The Business Plan

Feb 20, 2007
"Gov. Arnold Schwarzenegger is offering sweeping proposals on universal healthcare, global warming, transportation and prison construction this year, and some in the business community who last year embraced him during his election campaign now have their doubts.

"'I think there's some very real concern that he's changing his position on a lot things that got him elected,' said Christopher Wysocki, executive director of the Consumer Alliance for a Strong Economy, a Sacramento-based advocacy group that says it represents 9,000 small-business owners, farmers and consumers.

"The governor's push for new programs is a bit unsettling to many business executives, said Jack Kyser, chief economist at the Los Angeles County Economic Development Corp. 'My sense is that, yes, you're starting to get some dissatisfaction with some of the governor's proposals,' he said. 'There's a nervousness about the healthcare provisions, the global warming thing.'

But Schwarzenegger's plans are still unfolding, evolving and subject to much review and compromise in the months ahead. His spokesman Adam Mendelsohn predicted that the outcome would be good for business.

"'All the new ideas he's developing are done with the consideration of how he is going to increase jobs and the economic growth of California,' he said."

From our Mailng It In Files, the Bee's Judy Lin looks at the push by county elections officials to try all-mail elections. "During California's latest election in November, nearly 42 percent of voters turned in absentee ballots -- continuing the mailbox trend. Of the state's 58 counties, 16 received more absentee ballots than votes cast directly at polling places. Given the convenience, many elections officials say it's no surprise that absentee ballots have become so popular."

"The clerks association, along with the League of California Cities, is lobbying the Legislature for a pilot program that would let counties test all-mail elections. The program, the groups say, would be modeled after Oregon, where ballots have been mailed statewide since 1998. Election officials there praise the program for delivering higher turnouts -- particularly among decline-to-state and minor-party voters -- and with trimming overhead costs by 30 percent.

"'I think it's the absolute best way,' said Al Davidson, a former clerk of Marion County, Ore., who is now an elections administration consultant. "It's like anything you can do on the Internet. You can sit in your pajamas, take all the time you need to study the issues, and read the voter pamphlet. ... You don't have that when you have five minutes in the voting booth.'"
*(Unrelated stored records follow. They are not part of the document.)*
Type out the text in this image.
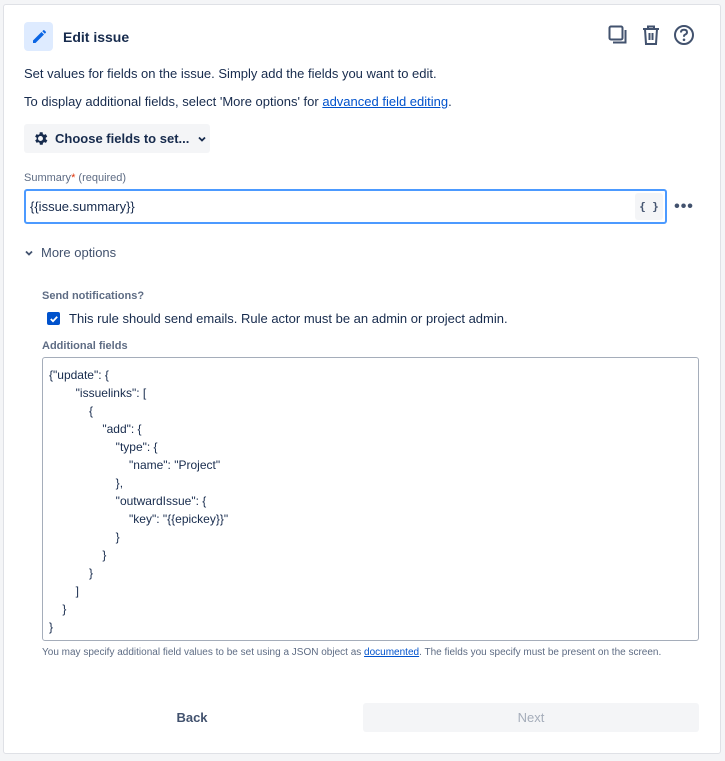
Edit issue
Set values for fields on the issue. Simply add the fields you want to edit.
To display additional fields, select 'More options' for advanced field editing.
Choose fields to set...
Summary* (required)
{{issue.summary}}
{ } •••
More options
Send notifications?
This rule should send emails. Rule actor must be an admin or project admin.
Additional fields
{"update": {
"issuelinks": [
{
"add": {
"type": {
"name": "Project"
},
"outwardIssue": {
"key": "{{epickey}}"
}
}
}
]
}
}
You may specify additional field values to be set using a JSON object as documented. The fields you specify must be present on the screen.
Back	Next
George Skelton makes the pitch for the term limits initiative. "The initiative would reduce the total years a legislator could serve from 14 to 12, but allow them all to be spent in one house. It's more complex and generous for current members. They could spend a total of 12 years in their present house, even if they'd already served in the other. [Don] Perata would get an extra term.

"The goal is stability and continuity, allowing leaders and committee heads to learn on the job and stay there for a while. They'd spend much more time on oversight of government agencies and planning the state's future — and a lot less plotting their next political career move.
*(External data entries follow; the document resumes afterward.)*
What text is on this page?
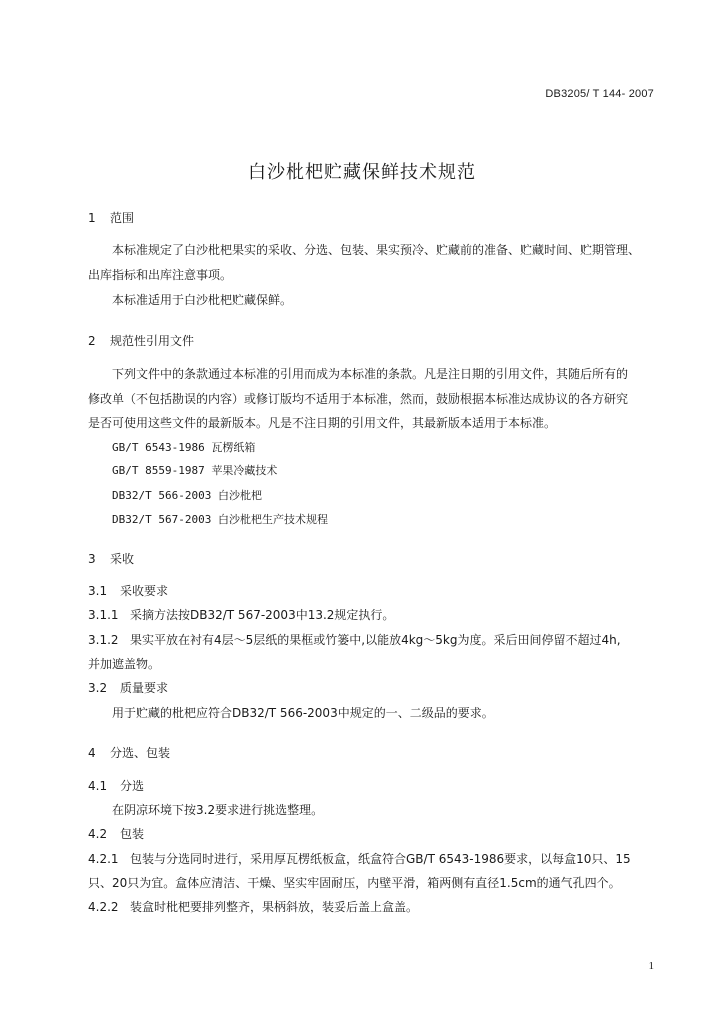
DB3205/ T 144- 2007
白沙枇杷贮藏保鲜技术规范
1 范围
本标准规定了白沙枇杷果实的采收、分选、包装、果实预冷、贮藏前的准备、贮藏时间、贮期管理、
出库指标和出库注意事项。
本标准适用于白沙枇杷贮藏保鲜。
2 规范性引用文件
下列文件中的条款通过本标准的引用而成为本标准的条款。凡是注日期的引用文件，其随后所有的
修改单（不包括勘误的内容）或修订版均不适用于本标准，然而，鼓励根据本标准达成协议的各方研究
是否可使用这些文件的最新版本。凡是不注日期的引用文件，其最新版本适用于本标准。
GB/T 6543-1986 瓦楞纸箱
GB/T 8559-1987 苹果冷藏技术
DB32/T 566-2003 白沙枇杷
DB32/T 567-2003 白沙枇杷生产技术规程
3 采收
3.1 采收要求
3.1.1 采摘方法按DB32/T 567-2003中13.2规定执行。
3.1.2 果实平放在衬有4层～5层纸的果框或竹篓中,以能放4kg～5kg为度。采后田间停留不超过4h,
并加遮盖物。
3.2 质量要求
用于贮藏的枇杷应符合DB32/T 566-2003中规定的一、二级品的要求。
4 分选、包装
4.1 分选
在阴凉环境下按3.2要求进行挑选整理。
4.2 包装
4.2.1 包装与分选同时进行，采用厚瓦楞纸板盒，纸盒符合GB/T 6543-1986要求，以每盒10只、15
只、20只为宜。盒体应清洁、干燥、坚实牢固耐压，内壁平滑，箱两侧有直径1.5cm的通气孔四个。
4.2.2 装盒时枇杷要排列整齐，果柄斜放，装妥后盖上盒盖。
1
"It's badly needed, but has no chance of voter approval without bipartisan backing. That means Gov. Arnold Schwarzenegger and Republicans must support it. And to gain that, Democrats need to deliver on long-promised redistricting reform."

"A new plan by the state to accommodate its burgeoning population of mentally ill prisoners has received a tepid response from a federal court monitor, with its two key proposals appearing to be in serious trouble," reports the Bee's Andy Furillo.
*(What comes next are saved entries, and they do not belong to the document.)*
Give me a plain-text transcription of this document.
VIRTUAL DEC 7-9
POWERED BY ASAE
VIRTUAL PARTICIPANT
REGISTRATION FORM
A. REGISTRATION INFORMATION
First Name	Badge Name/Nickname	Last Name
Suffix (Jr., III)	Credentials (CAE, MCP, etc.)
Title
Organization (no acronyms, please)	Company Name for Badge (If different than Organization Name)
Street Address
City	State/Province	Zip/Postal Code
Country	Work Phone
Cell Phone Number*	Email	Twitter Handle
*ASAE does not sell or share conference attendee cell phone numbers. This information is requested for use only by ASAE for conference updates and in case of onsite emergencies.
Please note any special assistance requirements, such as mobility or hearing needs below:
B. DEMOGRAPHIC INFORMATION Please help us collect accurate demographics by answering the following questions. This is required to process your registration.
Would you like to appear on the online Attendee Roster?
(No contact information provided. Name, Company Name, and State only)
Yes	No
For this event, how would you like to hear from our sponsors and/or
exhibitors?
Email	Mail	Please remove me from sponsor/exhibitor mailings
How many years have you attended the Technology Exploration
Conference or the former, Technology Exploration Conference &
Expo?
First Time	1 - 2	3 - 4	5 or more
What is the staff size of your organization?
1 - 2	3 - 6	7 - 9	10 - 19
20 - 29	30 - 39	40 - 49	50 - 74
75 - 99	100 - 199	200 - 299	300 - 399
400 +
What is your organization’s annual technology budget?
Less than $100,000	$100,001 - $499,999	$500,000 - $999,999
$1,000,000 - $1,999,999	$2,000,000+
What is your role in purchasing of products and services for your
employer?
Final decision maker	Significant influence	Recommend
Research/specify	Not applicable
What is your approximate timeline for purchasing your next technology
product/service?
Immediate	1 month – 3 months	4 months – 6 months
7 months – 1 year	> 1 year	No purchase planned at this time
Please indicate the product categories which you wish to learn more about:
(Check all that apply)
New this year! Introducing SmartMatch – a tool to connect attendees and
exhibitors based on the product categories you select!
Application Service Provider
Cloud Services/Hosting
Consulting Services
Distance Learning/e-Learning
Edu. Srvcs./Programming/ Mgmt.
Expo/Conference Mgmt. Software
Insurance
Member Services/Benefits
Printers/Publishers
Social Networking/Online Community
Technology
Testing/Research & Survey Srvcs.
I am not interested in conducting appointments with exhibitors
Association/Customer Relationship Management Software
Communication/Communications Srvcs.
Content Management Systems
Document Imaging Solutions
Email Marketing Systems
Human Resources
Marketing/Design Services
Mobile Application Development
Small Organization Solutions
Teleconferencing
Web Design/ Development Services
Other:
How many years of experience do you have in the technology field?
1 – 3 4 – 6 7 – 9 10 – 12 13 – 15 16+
"Though the plan calls for adding 2,200 mental health beds over the next four years, it raised concern with Special Master J. Michael Keating by also proposing to shift responsibility for inmate psychiatric care from the Department of Mental Health to the Department of Corrections and Rehabilitation.

"Keating, in a Feb. 7 report filed in U.S. District Court in Sacramento, also frowned on the lack of construction specifics in the state's 22-page proposal.

"The corrections agency wants to put the mental health beds on line in conjunction with hospital construction proposals it is anticipating from medical care receiver Robert Sillen, which have yet to be forwarded. In the meantime, there is no budget projection or construction timetable for the proposed mental health beds.

"The state's 'plan simply does not provide enough information to justify the court's approval of the two major proposed underlying changes,' Keating said in his Feb. 7 report to U.S. District Court Judge Lawrence Karlton in Sacramento."

"Endangered fairy shrimp, those tiny vernal pool dwellers that have bedeviled planners at UC Merced for years, are flexing their protected status again," reports Tanya Schevitz in the Chron.

The half-inch-long crustaceans are in the path of the campus' long-range development plans and, according to the U.S. Army Corps of Engineers, their environmental standing might force the university to expand elsewhere -- possibly 15 miles away.

The campus, which opened in 2005 and is 6 miles from downtown Merced, wants to grow directly to the north and east with new dorms, lecture halls, classroom buildings and other facilities needed to accommodate a projected enrollment of 25,000 students by 2030."